El martes 4 de febrero el presidente de la República de Colombia, Gustavo Petro, decidió por sorpresa retransmitir en vivo un Consejo de Ministros que mostró ante la opinión pública un gobierno errático e incapaz de tratar los temas para los que había sido convocado.
Desde el punto de vista de los bienes y valores que tradicionalmente se han asociado con la política, la decisión parece un terrible fracaso. Mostró un gabinete fracturado, sembró dudas sobre el liderazgo del presidente, reveló las dificultades del gobierno para cumplir su programa electoral y los atónitos espectadores asistieron a denuncias de corrupción, de maltrato o de mentir al jefe del Estado entre los propios miembros del gabinete. Un auténtico desastre.

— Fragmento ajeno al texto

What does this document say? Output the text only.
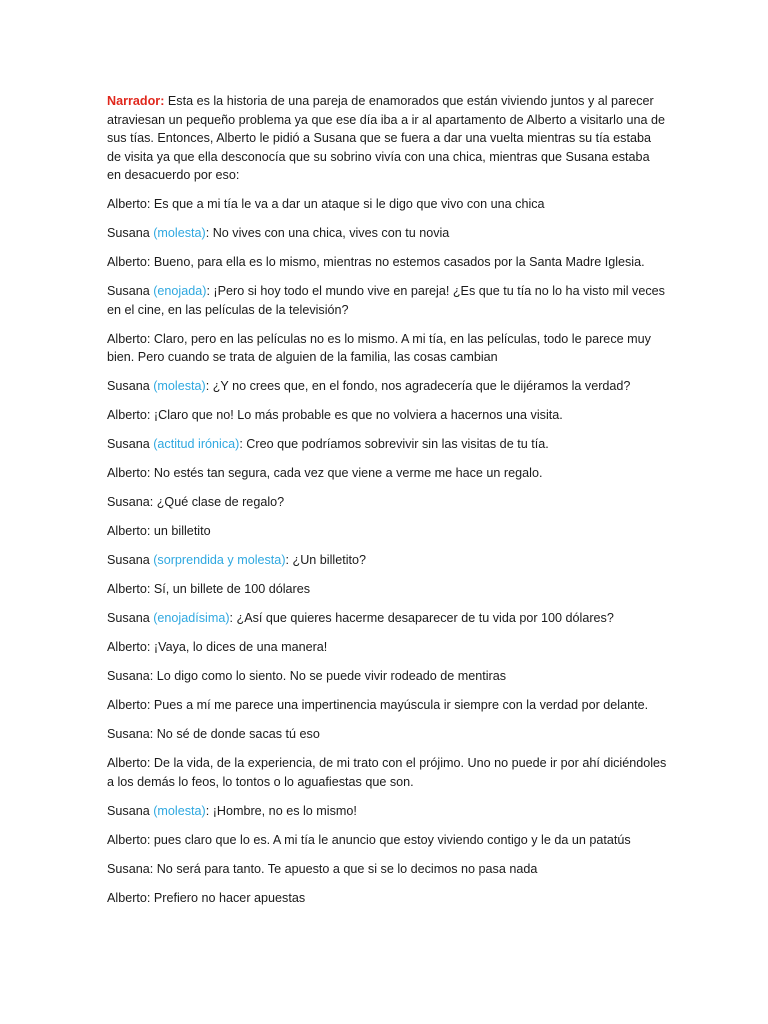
Narrador: Esta es la historia de una pareja de enamorados que están viviendo juntos y al parecer atraviesan un pequeño problema ya que ese día iba a ir al apartamento de Alberto a visitarlo una de sus tías. Entonces, Alberto le pidió a Susana que se fuera a dar una vuelta mientras su tía estaba de visita ya que ella desconocía que su sobrino vivía con una chica, mientras que Susana estaba en desacuerdo por eso:

Alberto: Es que a mi tía le va a dar un ataque si le digo que vivo con una chica

Susana (molesta): No vives con una chica, vives con tu novia

Alberto: Bueno, para ella es lo mismo, mientras no estemos casados por la Santa Madre Iglesia.

Susana (enojada): ¡Pero si hoy todo el mundo vive en pareja! ¿Es que tu tía no lo ha visto mil veces en el cine, en las películas de la televisión?

Alberto: Claro, pero en las películas no es lo mismo. A mi tía, en las películas, todo le parece muy bien. Pero cuando se trata de alguien de la familia, las cosas cambian

Susana (molesta): ¿Y no crees que, en el fondo, nos agradecería que le dijéramos la verdad?

Alberto: ¡Claro que no! Lo más probable es que no volviera a hacernos una visita.

Susana (actitud irónica): Creo que podríamos sobrevivir sin las visitas de tu tía.

Alberto: No estés tan segura, cada vez que viene a verme me hace un regalo.

Susana: ¿Qué clase de regalo?

Alberto: un billetito

Susana (sorprendida y molesta): ¿Un billetito?

Alberto: Sí, un billete de 100 dólares

Susana (enojadísima): ¿Así que quieres hacerme desaparecer de tu vida por 100 dólares?

Alberto: ¡Vaya, lo dices de una manera!

Susana: Lo digo como lo siento. No se puede vivir rodeado de mentiras

Alberto: Pues a mí me parece una impertinencia mayúscula ir siempre con la verdad por delante.

Susana: No sé de donde sacas tú eso

Alberto: De la vida, de la experiencia, de mi trato con el prójimo. Uno no puede ir por ahí diciéndoles a los demás lo feos, lo tontos o lo aguafiestas que son.

Susana (molesta): ¡Hombre, no es lo mismo!

Alberto: pues claro que lo es. A mi tía le anuncio que estoy viviendo contigo y le da un patatús

Susana: No será para tanto. Te apuesto a que si se lo decimos no pasa nada

Alberto: Prefiero no hacer apuestas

Sin embargo, no son pocas las personas versadas en estas lides que consideran que la decisión fue un acierto, porque captó masivamente la atención de la opinión pública en un país con un bajísimo nivel de interés por la política y en un contexto global de competencia en el que participan Houdinis de capitolio que anuncian el fin de la civilización. Y es que convertir la atención en el elemento central de la competición política rompe las bases fundacionales de la política tal y como la conocemos: destruye la institucionalización, desincentiva el sometimiento de la política al derecho y transforma la idea misma de democracia.
A diferencia de lo que podemos denominar bienes políticos tradicionales como el orden, la obediencia, la representatividad o la legitimidad, que la política puede producir por sí misma, la atención no puede producirse. Está ahí, se lucha encarnizadamente por obtenerla y se capta siempre de forma momentánea y precaria.
Pero rara vez la política ha sido capaz de conseguir masivamente la atención del público. La mayoría de las personas la relegan a los últimos lugares de importancia en sus vidas y lo cierto es que solo una minoría se dedica a la política y está pendiente de ella. Para captar la atención de los ciudadanos la política necesita acudir a métodos y técnicas de otras áreas de la actividad humana.
Hasta hace unos años, la política se centraba en producir bienes políticos atractivos para los líderes de opinión que eran los encargados de convertirlos en comunicaciones para el público y de distribuirlos en la esfera pública. Se daba así una comunicación de escala donde cada quien se movía en su propio ámbito de especialidad.
Sin embargo, de un tiempo a esta parte los políticos se comunican directamente con el público y son ellos mismos los que elaboran sus mensajes para captar la atención de una audiencia que consideran propia. Para conseguirlo, la política y los políticos incorporan directamente las técnicas comunicativas que llaman la atención del público. En el caso del Consejo de Ministros de Petro, la gran audiencia se explica en buena medida por la similitud tanto en la forma como en el contenido de lo que allí se dijo con un reality show.
La institucionalización de la política consiste en reconocerla como una actividad diferenciada de otras, con sus propios espacios, sus propios modos y sus propios actores especializados. Convertir la atención en el bien político central supone ir diluyendo progresivamente la política en otras actividades más capaces de llamarnos la atención, de suerte que la política se irá convirtiendo en un bien de consumo más, inmerso en los mismos reclamos que nos empujan a consumir otros bienes de los que cada vez resultará más difícil diferenciarla.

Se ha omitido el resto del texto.